Arnošt Lustig, nasce a Praga il 21 dicembre 1926, è uno scrittore e accademico, ceco ebreo internato a Theresienstadt nel 1942, poi a Auschwitz dove morì suo padre e infine a Buchenwald.
Riuscì a salvarsi scappando nel 1945 dal treno che lo stava trasportando a Dachau, approfittando di un bombardamento ai binari fatto dagli “Alleati”; fuggito, ritornò subito in Patria per prendere parte alla resistenza contro i Nazisti invasori. Terminata la Guerra, studiò Giornalismo presso l’Università Carolina, la più prestigiosa del Paese, poi fu assunto dall’emittente radiofonica locale Radio Praha, incarico che però lasciò quasi subito per recarsi nel nascente Stato d’Israele a combattere per l’indipendenza nelle file dell’Haganah. Tornò poi nuovamente nella Cecoslovacchia nei difficili anni settanta (il 1968 è infatti l’anno della tristemente nota Primavera di Praga); lasciò quindi per la seconda volta volontariamente il Paese per recarsi in Israele prima, poi in Iugoslavia – altra zona politicamente instabile – e infine, nel 1970, negli Stati Uniti, accettando un posto da professore all’American University di Washington DC.
Con l’inizio del crollo del Comunismo in Europa, nel 1989 si recò per l’ennesima volta in Patria, alternando tuttavia il proprio tempo tra Praga e Washington. Nel 1993 dalla scissione della Cecoslovacchia nacquero Repubblica Ceca e Slovacchia, a Lustig venne dato il passaporto ceco.
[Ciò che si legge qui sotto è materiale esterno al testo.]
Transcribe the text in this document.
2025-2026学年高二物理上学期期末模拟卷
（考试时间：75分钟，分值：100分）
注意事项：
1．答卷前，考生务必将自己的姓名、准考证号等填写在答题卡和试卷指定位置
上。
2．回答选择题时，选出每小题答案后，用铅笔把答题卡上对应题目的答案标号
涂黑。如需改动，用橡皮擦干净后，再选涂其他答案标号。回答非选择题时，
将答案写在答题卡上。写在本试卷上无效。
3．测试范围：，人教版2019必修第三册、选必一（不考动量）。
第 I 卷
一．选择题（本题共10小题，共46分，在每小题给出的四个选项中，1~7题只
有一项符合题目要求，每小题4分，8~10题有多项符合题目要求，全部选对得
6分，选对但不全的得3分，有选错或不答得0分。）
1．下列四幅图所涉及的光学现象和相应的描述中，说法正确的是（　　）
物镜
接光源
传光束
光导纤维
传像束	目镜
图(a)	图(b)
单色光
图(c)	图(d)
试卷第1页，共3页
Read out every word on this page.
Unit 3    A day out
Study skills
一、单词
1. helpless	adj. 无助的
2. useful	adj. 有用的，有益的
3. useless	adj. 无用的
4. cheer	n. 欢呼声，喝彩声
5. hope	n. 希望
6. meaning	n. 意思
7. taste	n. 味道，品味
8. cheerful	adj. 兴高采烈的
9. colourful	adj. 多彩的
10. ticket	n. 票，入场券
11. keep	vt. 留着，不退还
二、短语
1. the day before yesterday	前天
Nel 2003 ha lasciato il suo posto all’American University per tornare definitivamente in Patria, dove il Presidente Václav Havel lo ha onorato come esponente di spicco della cultura nazionale in occasione del suo ottantesimo compleanno, nel 2006. Nel 2008 è stato insignito del Premio Franz Kafka, assegnato precedentemente al connazionale Ivan Klíma, sicuramente il premio letterario più illustre sinora conferitogli.